When we came here there was a cow roaming in this area and the tourists took pictures of him, the cow didn't seem to mind.

A steep climb up to the Big Buddha
The view on top
The Big Buddha really is impressive and it is worth the trip to go here. Under the Big Buddha is a museum of sorts where you can go in and explore.


This statue is the world's largest Buddha statue, by using bronze, it's 34 metres tall and weighs 250 tonnes, empowered in December 1993.



The Big Buddha up close

 Offerings to Buddha
Around the Buddha are also statues holding different kinds of offerings to the Buddha, I'm no Buddhist so I can't really tell the significance of this. The view up in here is also gorgeous. 

Aside from the Big Buddha there are other attractions here as well. There is the Po Lin Monastery, Ngong Ping 360 cable car and village. 

 China cablecar

 Ngong Ping Village

 Empty because it's past closing time

 Village with Buddha in the background


Po Lin Monastery
Inside was open space and I remember seeing a lot of gold, to get here you have to pass a hall with Buddhas in it. I heard that vegetarian meals are also served in here but there are certain times that it is available. 

We went by MTR and then by bus but there are other ways to go to Lantau. Here are some important information when going there:



  • Monastery Opening Hours: 09:00 to 18:00
  • Big Buddha Opening Hours: 10:00 to 18:00
  • Vegetarian Meals Serving Hours: 11:30 to 17:00
  • Enquiries: (852)2985 5248
  • Transportation:
    1. By travelling on the cable car "Ngong Ping 360", it takes only 25 minutes to travel from MTR Tung Chung Station to Po Lin Monastery. It is the fastest and most convenient way to see the Big Buddha.
    2. Take the MTR Tung Chung Line to Tung Chung Station (Hong Kong Station to Tung Chung Station requires approximately 35 minutes), then take New Lantau Bus No. 23 to Ngong Ping (approximately 50 minutes)
    3. From Central Pier No. 6 (near Central's Star Ferry Pier or MTR's Hong Kong Station), catch a ferry to Lantau Island's Mui Wo (Fast Ferry takes 40 minutes, Normal Ferry takes 60 minutes). At Mui Wo, take New Lantau Bus No. 2 to Ngong Ping (approximately 50 minutes)

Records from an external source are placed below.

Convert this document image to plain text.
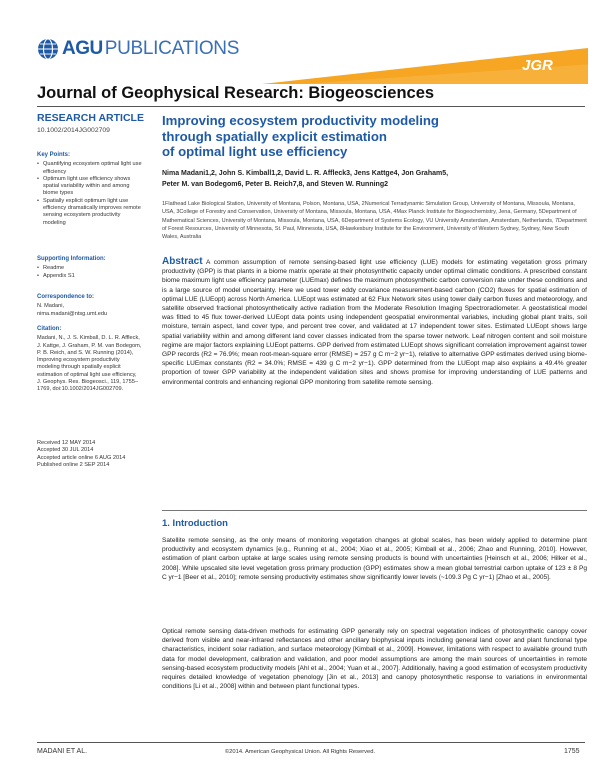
AGU PUBLICATIONS
JGR
Journal of Geophysical Research: Biogeosciences
RESEARCH ARTICLE
10.1002/2014JG002709
Key Points:
• Quantifying ecosystem optimal light use efficiency
• Optimum light use efficiency shows spatial variability within and among biome types
• Spatially explicit optimum light use efficiency dramatically improves remote sensing ecosystem productivity modeling
Supporting Information:
• Readme
• Appendix S1
Correspondence to:
N. Madani,
nima.madani@ntsg.umt.edu
Citation:
Madani, N., J. S. Kimball, D. L. R. Affleck, J. Kattge, J. Graham, P. M. van Bodegom, P. B. Reich, and S. W. Running (2014), Improving ecosystem productivity modeling through spatially explicit estimation of optimal light use efficiency, J. Geophys. Res. Biogeosci., 119, 1755–1769, doi:10.1002/2014JG002709.
Received 12 MAY 2014
Accepted 30 JUL 2014
Accepted article online 6 AUG 2014
Published online 2 SEP 2014
Improving ecosystem productivity modeling
through spatially explicit estimation
of optimal light use efficiency
Nima Madani1,2, John S. Kimball1,2, David L. R. Affleck3, Jens Kattge4, Jon Graham5,
Peter M. van Bodegom6, Peter B. Reich7,8, and Steven W. Running2
1Flathead Lake Biological Station, University of Montana, Polson, Montana, USA, 2Numerical Terradynamic Simulation Group, University of Montana, Missoula, Montana, USA, 3College of Forestry and Conservation, University of Montana, Missoula, Montana, USA, 4Max Planck Institute for Biogeochemistry, Jena, Germany, 5Department of Mathematical Sciences, University of Montana, Missoula, Montana, USA, 6Department of Systems Ecology, VU University Amsterdam, Amsterdam, Netherlands, 7Department of Forest Resources, University of Minnesota, St. Paul, Minnesota, USA, 8Hawkesbury Institute for the Environment, University of Western Sydney, Sydney, New South Wales, Australia
Abstract A common assumption of remote sensing-based light use efficiency (LUE) models for estimating vegetation gross primary productivity (GPP) is that plants in a biome matrix operate at their photosynthetic capacity under optimal climatic conditions. A prescribed constant biome maximum light use efficiency parameter (LUEmax) defines the maximum photosynthetic carbon conversion rate under these conditions and is a large source of model uncertainty. Here we used tower eddy covariance measurement-based carbon (CO2) fluxes for spatial estimation of optimal LUE (LUEopt) across North America. LUEopt was estimated at 62 Flux Network sites using tower daily carbon fluxes and meteorology, and satellite observed fractional photosynthetically active radiation from the Moderate Resolution Imaging Spectroradiometer. A geostatistical model was fitted to 45 flux tower-derived LUEopt data points using independent geospatial environmental variables, including global plant traits, soil moisture, terrain aspect, land cover type, and percent tree cover, and validated at 17 independent tower sites. Estimated LUEopt shows large spatial variability within and among different land cover classes indicated from the sparse tower network. Leaf nitrogen content and soil moisture regime are major factors explaining LUEopt patterns. GPP derived from estimated LUEopt shows significant correlation improvement against tower GPP records (R2 = 76.9%; mean root-mean-square error (RMSE) = 257 g C m−2 yr−1), relative to alternative GPP estimates derived using biome-specific LUEmax constants (R2 = 34.0%; RMSE = 439 g C m−2 yr−1). GPP determined from the LUEopt map also explains a 49.4% greater proportion of tower GPP variability at the independent validation sites and shows promise for improving understanding of LUE patterns and environmental controls and enhancing regional GPP monitoring from satellite remote sensing.
1. Introduction
Satellite remote sensing, as the only means of monitoring vegetation changes at global scales, has been widely applied to determine plant productivity and ecosystem dynamics [e.g., Running et al., 2004; Xiao et al., 2005; Kimball et al., 2006; Zhao and Running, 2010]. However, estimation of plant carbon uptake at large scales using remote sensing products is bound with uncertainties [Heinsch et al., 2006; Hilker et al., 2008]. While upscaled site level vegetation gross primary production (GPP) estimates show a mean global terrestrial carbon uptake of 123 ± 8 Pg C yr−1 [Beer et al., 2010]; remote sensing productivity estimates show significantly lower levels (~109.3 Pg C yr−1) [Zhao et al., 2005].
Optical remote sensing data-driven methods for estimating GPP generally rely on spectral vegetation indices of photosynthetic canopy cover derived from visible and near-infrared reflectances and other ancillary biophysical inputs including general land cover and plant functional type characteristics, incident solar radiation, and surface meteorology [Kimball et al., 2009]. However, limitations with respect to available ground truth data for model development, calibration and validation, and poor model assumptions are among the main sources of uncertainties in remote sensing-based ecosystem productivity models [Ahl et al., 2004; Yuan et al., 2007]. Additionally, having a good estimation of ecosystem productivity requires detailed knowledge of vegetation phenology [Jin et al., 2013] and canopy photosynthetic response to variations in environmental conditions [Li et al., 2008] within and between plant functional types.
MADANI ET AL.	©2014. American Geophysical Union. All Rights Reserved.	1755
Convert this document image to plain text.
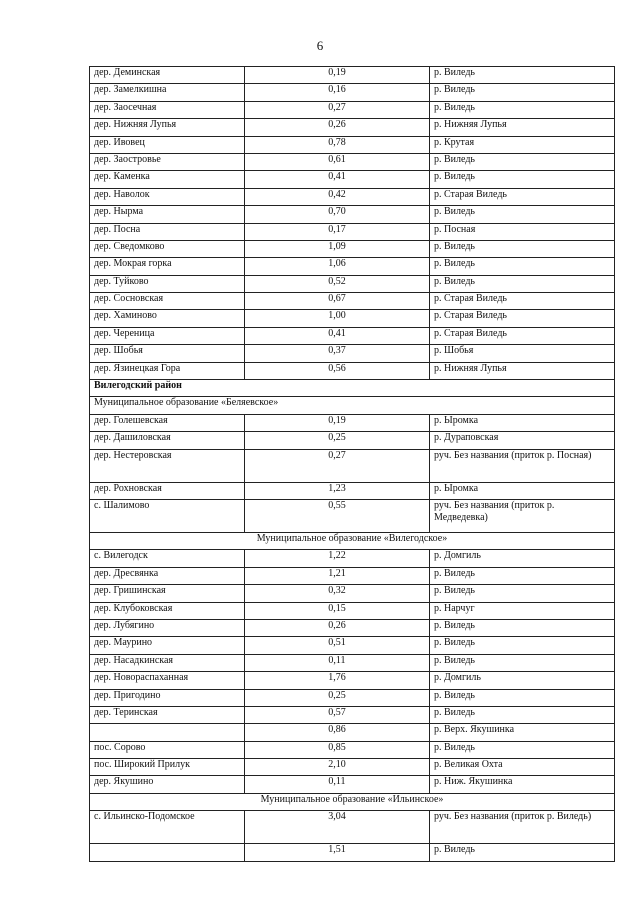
6
дер. Деминская	0,19	р. Виледь
дер. Замелкишна	0,16	р. Виледь
дер. Заосечная	0,27	р. Виледь
дер. Нижняя Лупья	0,26	р. Нижняя Лупья
дер. Ивовец	0,78	р. Крутая
дер. Заостровье	0,61	р. Виледь
дер. Каменка	0,41	р. Виледь
дер. Наволок	0,42	р. Старая Виледь
дер. Нырма	0,70	р. Виледь
дер. Посна	0,17	р. Посная
дер. Сведомково	1,09	р. Виледь
дер. Мокрая горка	1,06	р. Виледь
дер. Туйково	0,52	р. Виледь
дер. Сосновская	0,67	р. Старая Виледь
дер. Хаминово	1,00	р. Старая Виледь
дер. Череница	0,41	р. Старая Виледь
дер. Шобья	0,37	р. Шобья
дер. Язинецкая Гора	0,56	р. Нижняя Лупья
Вилегодский район		
Муниципальное образование «Беляевское»		
дер. Голешевская	0,19	р. Ыромка
дер. Дашиловская	0,25	р. Дураповская
дер. Нестеровская	0,27	руч. Без названия (приток р. Посная)
дер. Рохновская	1,23	р. Ыромка
с. Шалимово	0,55	руч. Без названия (приток р. Медведевка)
Муниципальное образование «Вилегодское»		
с. Вилегодск	1,22	р. Домгиль
дер. Дресвянка	1,21	р. Виледь
дер. Гришинская	0,32	р. Виледь
дер. Клубоковская	0,15	р. Нарчуг
дер. Лубягино	0,26	р. Виледь
дер. Маурино	0,51	р. Виледь
дер. Насадкинская	0,11	р. Виледь
дер. Новораспаханная	1,76	р. Домгиль
дер. Пригодино	0,25	р. Виледь
дер. Теринская	0,57	р. Виледь
	0,86	р. Верх. Якушинка
пос. Сорово	0,85	р. Виледь
пос. Широкий Прилук	2,10	р. Великая Охта
дер. Якушино	0,11	р. Ниж. Якушинка
Муниципальное образование «Ильинское»		
с. Ильинско-Подомское	3,04	руч. Без названия (приток р. Виледь)
	1,51	р. Виледь
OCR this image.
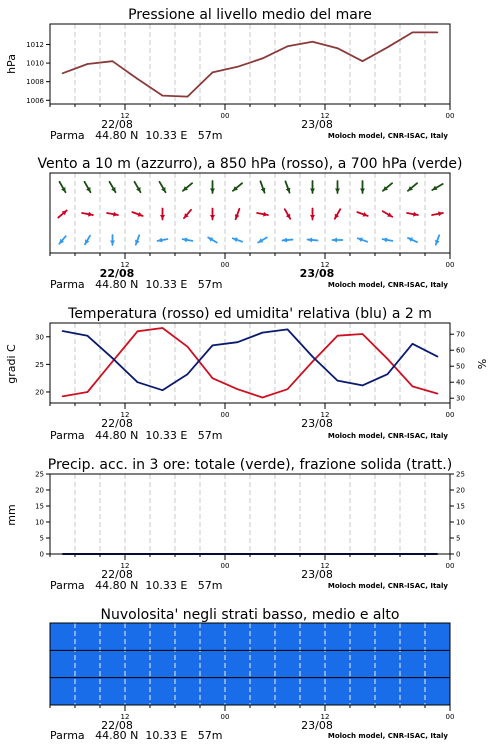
Pressione al livello medio del mare
1006
1008
1010
1012
hPa
12	00	12	00
22/08	23/08
Parma   44.80 N  10.33 E   57m	Moloch model, CNR-ISAC, Italy
Vento a 10 m (azzurro), a 850 hPa (rosso), a 700 hPa (verde)
12	00	12	00
22/08	23/08
Parma   44.80 N  10.33 E   57m	Moloch model, CNR-ISAC, Italy
Temperatura (rosso) ed umidita' relativa (blu) a 2 m
20
25
30
30
40
50
60
70
gradi C	%
12	00	12	00
22/08	23/08
Parma   44.80 N  10.33 E   57m	Moloch model, CNR-ISAC, Italy
Precip. acc. in 3 ore: totale (verde), frazione solida (tratt.)
0
5
10
15
20
25
0
5
10
15
20
25
mm
12	00	12	00
22/08	23/08
Parma   44.80 N  10.33 E   57m	Moloch model, CNR-ISAC, Italy
Nuvolosita' negli strati basso, medio e alto
12	00	12	00
22/08	23/08
Parma   44.80 N  10.33 E   57m	Moloch model, CNR-ISAC, Italy
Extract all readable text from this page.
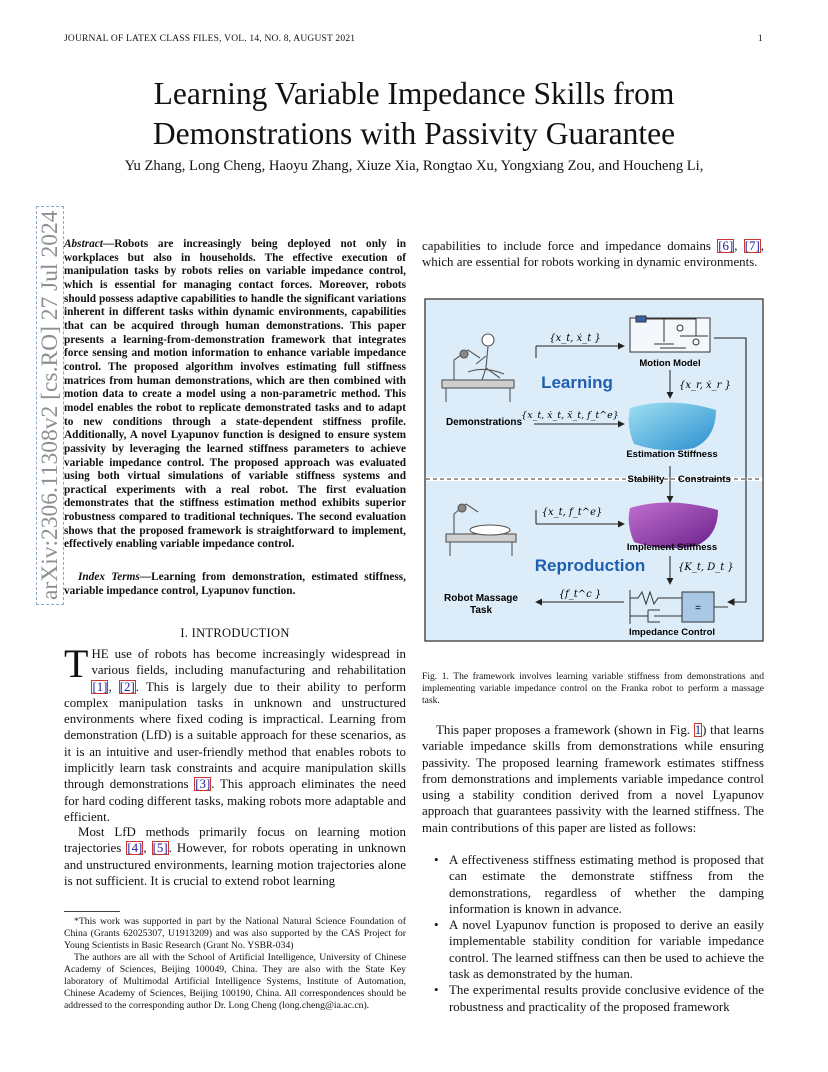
JOURNAL OF LATEX CLASS FILES, VOL. 14, NO. 8, AUGUST 2021	1
arXiv:2306.11308v2 [cs.RO] 27 Jul 2024
Learning Variable Impedance Skills from
Demonstrations with Passivity Guarantee
Yu Zhang, Long Cheng, Haoyu Zhang, Xiuze Xia, Rongtao Xu, Yongxiang Zou, and Houcheng Li,
Abstract—Robots are increasingly being deployed not only in workplaces but also in households. The effective execution of manipulation tasks by robots relies on variable impedance control, which is essential for managing contact forces. Moreover, robots should possess adaptive capabilities to handle the significant variations inherent in different tasks within dynamic environments, capabilities that can be acquired through human demonstrations. This paper presents a learning-from-demonstration framework that integrates force sensing and motion information to enhance variable impedance control. The proposed algorithm involves estimating full stiffness matrices from human demonstrations, which are then combined with motion data to create a model using a non-parametric method. This model enables the robot to replicate demonstrated tasks and to adapt to new conditions through a state-dependent stiffness profile. Additionally, A novel Lyapunov function is designed to ensure system passivity by leveraging the learned stiffness parameters to achieve variable impedance control. The proposed approach was evaluated using both virtual simulations of variable stiffness systems and practical experiments with a real robot. The first evaluation demonstrates that the stiffness estimation method exhibits superior robustness compared to traditional techniques. The second evaluation shows that the proposed framework is straightforward to implement, effectively enabling variable impedance control.
Index Terms—Learning from demonstration, estimated stiffness, variable impedance control, Lyapunov function.
I. INTRODUCTION
THE use of robots has become increasingly widespread in various fields, including manufacturing and rehabilitation [1], [2]. This is largely due to their ability to perform complex manipulation tasks in unknown and unstructured environments where fixed coding is impractical. Learning from demonstration (LfD) is a suitable approach for these scenarios, as it is an intuitive and user-friendly method that enables robots to implicitly learn task constraints and acquire manipulation skills through demonstrations [3]. This approach eliminates the need for hard coding different tasks, making robots more adaptable and efficient.
Most LfD methods primarily focus on learning motion trajectories [4], [5]. However, for robots operating in unknown and unstructured environments, learning motion trajectories alone is not sufficient. It is crucial to extend robot learning

*This work was supported in part by the National Natural Science Foundation of China (Grants 62025307, U1913209) and was also supported by the CAS Project for Young Scientists in Basic Research (Grant No. YSBR-034)

The authors are all with the School of Artificial Intelligence, University of Chinese Academy of Sciences, Beijing 100049, China. They are also with the State Key laboratory of Multimodal Artificial Intelligence Systems, Institute of Automation, Chinese Academy of Sciences, Beijing 100190, China. All correspondences should be addressed to the corresponding author Dr. Long Cheng (long.cheng@ia.ac.cn).

capabilities to include force and impedance domains [6], [7], which are essential for robots working in dynamic environments.
Demonstrations
Motion Model
Learning
{x_t, ẋ_t }
{x_r, ẋ_r }
{x_t, ẋ_t, ẍ_t, f_t^e}
Estimation Stiffness
Stability Constraints
Implement Stiffness
{x_t, f_t^e}
Reproduction	{K_t, D_t }
Robot Massage
Task
{f_t^c }
=
Impedance Control
Fig. 1. The framework involves learning variable stiffness from demonstrations and implementing variable impedance control on the Franka robot to perform a massage task.
This paper proposes a framework (shown in Fig. 1) that learns variable impedance skills from demonstrations while ensuring passivity. The proposed learning framework estimates stiffness from demonstrations and implements variable impedance control using a stability condition derived from a novel Lyapunov approach that guarantees passivity with the learned stiffness. The main contributions of this paper are listed as follows:
• A effectiveness stiffness estimating method is proposed that can estimate the demonstrate stiffness from the demonstrations, regardless of whether the damping information is known in advance.
• A novel Lyapunov function is proposed to derive an easily implementable stability condition for variable impedance control. The learned stiffness can then be used to achieve the task as demonstrated by the human.
• The experimental results provide conclusive evidence of the robustness and practicality of the proposed framework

  • When taking the bus, take note of the last trip so as not to get stuck there, I didn't see much taxis passing there when I went so be safe and be on time and check the bus schedules.

    One doesn’t discover new lands without consenting to lose sight of the shore for a very long time.

     – Andre Gide

    Headed to Mongkok after Lantau to grab a bite, and look for the H&M store. We ate street food that night. Curried fish balls, Crab claw in skewers and skewered meat. Dinner that night cost around 12 HKD for the streetfood that we had. And being that we are in HK we opted to try their milk tea. And us being us, we chose a place whose name is completely in Cantonese (I think) and where the owner does not speak English and only has to point and point so I don't exactly know what we had that night all I know that it was awesome and was better than chatime (which we had the night after that).

    The street where we bought food

     Owner pointing out this and that, the shopgirl called the owner after learning that we speak 0 Cantonese

    Glorious milk tea

    The traveler was active; he went strenuously in search of people, of adventure, of experience. The tourist is passive; he expects interesting things to happen to him. He goes “sight-seeing.”